E questo avviene in una fase espansiva del mercato italiano, che cresce a un ritmo molto superiore rispetto ad Alitalia, e il 2018 è stato un anno particolarmente positivo per tutto il comparto aereo.

Grafico 2

VERSO LA NAZIONALIZZAZIONE

L’unica cosa certa, in questo momento, è l’ingresso dello Stato, tramite Fs e il ministero dell’Economia e delle Finanze, che hanno confermato il loro ruolo di leader nella fase di trattativa.

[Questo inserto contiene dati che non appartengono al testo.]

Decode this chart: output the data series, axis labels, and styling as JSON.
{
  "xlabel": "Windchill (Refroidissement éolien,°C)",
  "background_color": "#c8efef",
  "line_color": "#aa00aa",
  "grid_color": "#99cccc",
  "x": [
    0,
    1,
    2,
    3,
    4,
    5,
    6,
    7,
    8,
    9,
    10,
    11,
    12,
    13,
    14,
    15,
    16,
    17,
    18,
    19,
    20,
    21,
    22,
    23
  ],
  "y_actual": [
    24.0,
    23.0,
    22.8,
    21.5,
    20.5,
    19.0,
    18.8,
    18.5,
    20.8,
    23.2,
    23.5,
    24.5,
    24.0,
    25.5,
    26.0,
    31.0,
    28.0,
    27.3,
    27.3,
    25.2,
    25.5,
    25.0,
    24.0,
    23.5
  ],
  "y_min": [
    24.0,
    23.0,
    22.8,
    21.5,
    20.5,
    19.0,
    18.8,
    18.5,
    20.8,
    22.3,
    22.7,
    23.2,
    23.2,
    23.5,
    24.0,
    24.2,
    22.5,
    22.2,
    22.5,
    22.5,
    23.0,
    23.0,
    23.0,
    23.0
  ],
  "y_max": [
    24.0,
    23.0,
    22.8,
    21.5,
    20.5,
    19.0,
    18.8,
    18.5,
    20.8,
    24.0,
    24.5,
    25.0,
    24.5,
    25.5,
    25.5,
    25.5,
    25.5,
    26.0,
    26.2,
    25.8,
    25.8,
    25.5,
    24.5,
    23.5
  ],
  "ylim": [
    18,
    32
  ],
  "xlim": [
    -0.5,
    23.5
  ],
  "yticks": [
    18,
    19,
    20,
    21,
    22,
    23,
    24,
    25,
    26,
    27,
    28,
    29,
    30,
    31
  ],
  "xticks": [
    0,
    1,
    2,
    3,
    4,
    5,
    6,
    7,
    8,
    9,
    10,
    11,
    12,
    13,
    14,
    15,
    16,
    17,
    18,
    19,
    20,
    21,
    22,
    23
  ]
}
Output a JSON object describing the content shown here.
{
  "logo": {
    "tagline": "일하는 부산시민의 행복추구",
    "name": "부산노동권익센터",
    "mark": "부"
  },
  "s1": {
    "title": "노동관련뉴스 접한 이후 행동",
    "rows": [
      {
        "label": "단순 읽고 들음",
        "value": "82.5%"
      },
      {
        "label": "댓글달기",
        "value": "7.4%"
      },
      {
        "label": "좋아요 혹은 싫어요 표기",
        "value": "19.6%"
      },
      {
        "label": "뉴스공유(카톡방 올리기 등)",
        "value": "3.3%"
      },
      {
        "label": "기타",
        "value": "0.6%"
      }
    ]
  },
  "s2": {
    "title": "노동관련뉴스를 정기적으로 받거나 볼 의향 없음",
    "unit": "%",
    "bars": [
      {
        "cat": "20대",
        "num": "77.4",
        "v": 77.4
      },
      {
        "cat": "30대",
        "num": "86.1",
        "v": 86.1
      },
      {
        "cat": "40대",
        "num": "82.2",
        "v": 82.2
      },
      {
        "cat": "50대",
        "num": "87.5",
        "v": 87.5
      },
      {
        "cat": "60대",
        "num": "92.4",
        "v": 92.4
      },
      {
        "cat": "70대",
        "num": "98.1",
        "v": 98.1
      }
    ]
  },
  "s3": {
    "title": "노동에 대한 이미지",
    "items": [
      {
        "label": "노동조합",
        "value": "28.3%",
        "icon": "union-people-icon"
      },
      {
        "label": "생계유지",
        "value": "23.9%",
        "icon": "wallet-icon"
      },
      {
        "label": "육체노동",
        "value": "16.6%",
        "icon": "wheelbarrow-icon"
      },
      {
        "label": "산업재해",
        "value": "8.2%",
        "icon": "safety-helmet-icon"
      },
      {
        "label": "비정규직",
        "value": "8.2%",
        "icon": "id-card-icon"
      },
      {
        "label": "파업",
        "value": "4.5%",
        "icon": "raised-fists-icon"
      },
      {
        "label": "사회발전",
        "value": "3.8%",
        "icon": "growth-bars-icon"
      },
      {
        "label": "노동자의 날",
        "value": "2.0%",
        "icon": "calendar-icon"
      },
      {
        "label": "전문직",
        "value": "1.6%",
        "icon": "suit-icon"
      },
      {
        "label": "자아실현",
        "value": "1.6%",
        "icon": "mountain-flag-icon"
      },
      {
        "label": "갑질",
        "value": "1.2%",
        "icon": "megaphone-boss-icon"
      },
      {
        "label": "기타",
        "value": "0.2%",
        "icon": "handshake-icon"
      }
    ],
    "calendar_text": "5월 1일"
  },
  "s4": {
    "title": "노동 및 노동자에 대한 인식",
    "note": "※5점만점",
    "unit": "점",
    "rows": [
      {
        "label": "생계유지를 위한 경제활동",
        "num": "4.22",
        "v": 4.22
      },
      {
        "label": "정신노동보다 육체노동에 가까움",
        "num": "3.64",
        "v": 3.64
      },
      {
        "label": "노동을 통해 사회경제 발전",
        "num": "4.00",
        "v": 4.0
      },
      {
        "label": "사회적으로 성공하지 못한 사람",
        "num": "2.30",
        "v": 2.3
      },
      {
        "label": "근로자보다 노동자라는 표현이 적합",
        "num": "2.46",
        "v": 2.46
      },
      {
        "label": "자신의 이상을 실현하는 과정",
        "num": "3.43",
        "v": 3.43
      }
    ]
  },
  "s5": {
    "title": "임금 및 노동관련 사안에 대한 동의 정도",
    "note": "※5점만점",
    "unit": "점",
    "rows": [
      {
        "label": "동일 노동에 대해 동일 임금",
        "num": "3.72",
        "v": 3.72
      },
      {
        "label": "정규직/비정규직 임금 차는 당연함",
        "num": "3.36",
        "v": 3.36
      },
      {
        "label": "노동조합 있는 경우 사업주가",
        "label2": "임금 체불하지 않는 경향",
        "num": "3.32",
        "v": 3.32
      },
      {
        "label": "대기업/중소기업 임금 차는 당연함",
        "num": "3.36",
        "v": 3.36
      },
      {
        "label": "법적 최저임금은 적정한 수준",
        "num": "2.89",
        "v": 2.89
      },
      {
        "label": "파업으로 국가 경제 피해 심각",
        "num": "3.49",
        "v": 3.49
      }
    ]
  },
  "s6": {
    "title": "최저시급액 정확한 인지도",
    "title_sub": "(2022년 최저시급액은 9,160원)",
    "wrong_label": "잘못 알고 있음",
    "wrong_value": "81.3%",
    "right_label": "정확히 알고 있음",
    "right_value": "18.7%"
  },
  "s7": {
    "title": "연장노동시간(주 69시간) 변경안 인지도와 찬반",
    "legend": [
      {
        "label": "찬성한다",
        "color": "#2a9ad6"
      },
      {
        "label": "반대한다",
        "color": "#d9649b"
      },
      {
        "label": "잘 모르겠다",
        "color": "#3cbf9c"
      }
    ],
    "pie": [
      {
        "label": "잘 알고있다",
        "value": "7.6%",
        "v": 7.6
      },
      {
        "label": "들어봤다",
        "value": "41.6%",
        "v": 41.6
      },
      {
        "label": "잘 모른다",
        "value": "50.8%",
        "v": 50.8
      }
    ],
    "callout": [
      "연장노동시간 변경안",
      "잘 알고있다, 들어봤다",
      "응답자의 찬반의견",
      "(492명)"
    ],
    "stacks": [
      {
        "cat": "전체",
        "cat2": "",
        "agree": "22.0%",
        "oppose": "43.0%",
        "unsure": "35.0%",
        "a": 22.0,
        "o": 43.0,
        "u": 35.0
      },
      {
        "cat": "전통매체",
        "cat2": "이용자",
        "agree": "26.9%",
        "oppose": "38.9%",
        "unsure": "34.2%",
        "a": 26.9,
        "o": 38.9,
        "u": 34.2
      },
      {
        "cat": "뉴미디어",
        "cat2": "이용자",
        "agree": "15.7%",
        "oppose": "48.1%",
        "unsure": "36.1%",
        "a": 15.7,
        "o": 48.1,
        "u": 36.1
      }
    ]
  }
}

E il governo ha ripetuto che la compagnia avrà come azionista di maggioranza lo stato.

Easyjet e Delta, dunque, potrebbero avere circa il 40 per cento, immettendo tuttavia un investimento limitato, meno di 50-100 milioni di euro.

L’interesse di Easyjet è sicuramente focalizzato sul corto medio raggio e in particolare sullo scalo di Linate, dove Alitalia ha ancora due terzi degli slot. Il vettore low cost è anche primo operatore su Malpensa con circa il 35 della quota di mercato e ha dunque tutto l’interesse a conquistare forza nell’area milanese.

Delta è invece interessata al mercato nord-atlantico e a mantenere Alitalia all’interno della joint venture nord-atlantica, per rafforzare un mercato che vale diversi miliardi di euro.

Due offerte che nell’intenzioni del Governo dovranno essere complementari per rilanciare il vettore.

Resta invece fuori della porta Lufthansa, che non voleva una maggioranza del capitale in mano governativa, ma che avrebbe forse acquistato un’Alitalia più piccola, con perdite di posti di lavoro.

In questo panorama, è chiaro che lo stato italiano metterà gran parte dei soldi, magari tramite un convertendo di quanto rimane del prestito ponte e tramite nuovi finanziamenti del ministero dell’Economia e Finanza.

A lato resta la questione della creazione di una “bad company” nella quale ricomprendere i circa 3 miliardi di debiti nei confronti dei creditori, in buona parte persi, e il prestito ponte che è stato consumato dalle perduranti perdite della compagnia dal momento del commissariamento.

In conclusione, Alitalia, incapace di rimanere competitiva sul mercato, vedrà l’interventismo diretto dello stato italiano, che tramite i soldi dei contribuenti darà vita a una nuova compagnia con – forse – la compartecipazione economica limitata di due soci esteri. Non sarà facile costruire un piano credibile che sia valido nel lungo periodo, considerando anche l’eterogeneità degli azionisti che probabilmente controlleranno l’azienda. E si tratta di un intervento che rischia di non essere risolutivo e di porre nuovamente il “problema” Alitalia nel prossimo futuro.